Saturday, April 6, 2013
There were 9,956,000 unemployed native-born Americans in March 2013
If March 2013’s job growth rate persists — and if the native-born were miraculously to get all the new positions — it will take 59 months, nearly five years, for the native-born unemployment rate to reach the 4% level considered “full employment” by most economists. And that would indeed be a miracle. Because about 90,000 legal immigrants arrive every month. That means that essentially all the jobs created in March 2013 would be needed just to absorb new legal entrants. March 2013 was a disaster for native-born Americans. The Household Employment Survey, which records the ethnicity and nativity of respondents, found across-the-board job declines. In March 2013, native-born employment fell by 130,000, or by -0.11%. The long-term trend, of native-born workers gaining jobs at rates well below those of their foreign-born competitors, remains intact. Since January 2009, foreign-born employment has increased by 1.646 million, or by 7.6%. Native-born employment has declined by 581,000, or by 0.5%. Since Obama took office, native-born job losses are about one-third of immigrant job gains. Put differently, during the Obama years an average of one native-born worker has become unemployed per every three foreign-born workers added to the U.S. workforce. Between March 2012 and March 2013, immigrants gained 412,000 jobs, a 1.8% increase.

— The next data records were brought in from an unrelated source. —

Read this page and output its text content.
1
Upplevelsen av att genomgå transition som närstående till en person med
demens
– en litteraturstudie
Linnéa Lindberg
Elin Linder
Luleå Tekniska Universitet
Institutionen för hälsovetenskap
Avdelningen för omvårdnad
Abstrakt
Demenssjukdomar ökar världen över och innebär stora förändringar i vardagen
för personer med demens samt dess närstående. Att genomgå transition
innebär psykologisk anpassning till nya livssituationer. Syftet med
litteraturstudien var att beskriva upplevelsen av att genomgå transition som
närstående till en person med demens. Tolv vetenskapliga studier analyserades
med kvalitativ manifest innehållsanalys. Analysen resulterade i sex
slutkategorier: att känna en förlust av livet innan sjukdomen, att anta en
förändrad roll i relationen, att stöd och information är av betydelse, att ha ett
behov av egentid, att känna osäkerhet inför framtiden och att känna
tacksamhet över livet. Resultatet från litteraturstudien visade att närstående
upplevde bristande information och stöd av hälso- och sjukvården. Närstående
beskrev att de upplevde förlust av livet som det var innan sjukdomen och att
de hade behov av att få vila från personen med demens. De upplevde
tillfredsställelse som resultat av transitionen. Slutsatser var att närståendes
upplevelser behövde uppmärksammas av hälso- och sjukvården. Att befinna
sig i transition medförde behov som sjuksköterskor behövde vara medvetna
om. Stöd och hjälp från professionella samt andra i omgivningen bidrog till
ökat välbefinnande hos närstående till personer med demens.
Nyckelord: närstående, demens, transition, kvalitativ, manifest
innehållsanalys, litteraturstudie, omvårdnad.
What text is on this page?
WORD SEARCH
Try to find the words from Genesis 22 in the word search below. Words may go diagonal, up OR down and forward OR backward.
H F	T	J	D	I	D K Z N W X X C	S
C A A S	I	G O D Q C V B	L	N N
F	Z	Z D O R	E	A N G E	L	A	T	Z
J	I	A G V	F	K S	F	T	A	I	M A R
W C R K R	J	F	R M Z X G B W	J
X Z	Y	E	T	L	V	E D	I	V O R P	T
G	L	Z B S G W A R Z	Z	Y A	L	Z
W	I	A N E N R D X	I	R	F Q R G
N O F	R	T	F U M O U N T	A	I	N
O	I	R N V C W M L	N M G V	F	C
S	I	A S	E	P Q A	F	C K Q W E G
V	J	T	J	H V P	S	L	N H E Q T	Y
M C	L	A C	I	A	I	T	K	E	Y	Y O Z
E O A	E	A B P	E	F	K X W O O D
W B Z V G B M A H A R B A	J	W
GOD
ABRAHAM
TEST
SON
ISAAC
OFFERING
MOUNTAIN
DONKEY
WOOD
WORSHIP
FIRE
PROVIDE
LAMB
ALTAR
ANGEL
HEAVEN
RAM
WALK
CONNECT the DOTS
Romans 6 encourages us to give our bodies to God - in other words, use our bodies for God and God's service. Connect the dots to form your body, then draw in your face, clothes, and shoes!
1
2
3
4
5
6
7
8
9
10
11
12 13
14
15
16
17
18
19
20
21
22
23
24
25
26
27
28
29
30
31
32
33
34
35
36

In that same time period, the immigrant unemployment rate has fallen by 1.3 percentage points – or by 14.9%. The labor force participation rate – a measure of worker confidence — declined for native-born workers between March 2013 and March 2013 and now stands at 62.6%. The latest employment report shows that over the past 12 months the foreign-born labor force grew four times faster than the native-born labor force: 0.4% versus 0.1%. This is bad news for any native-born American looking for work.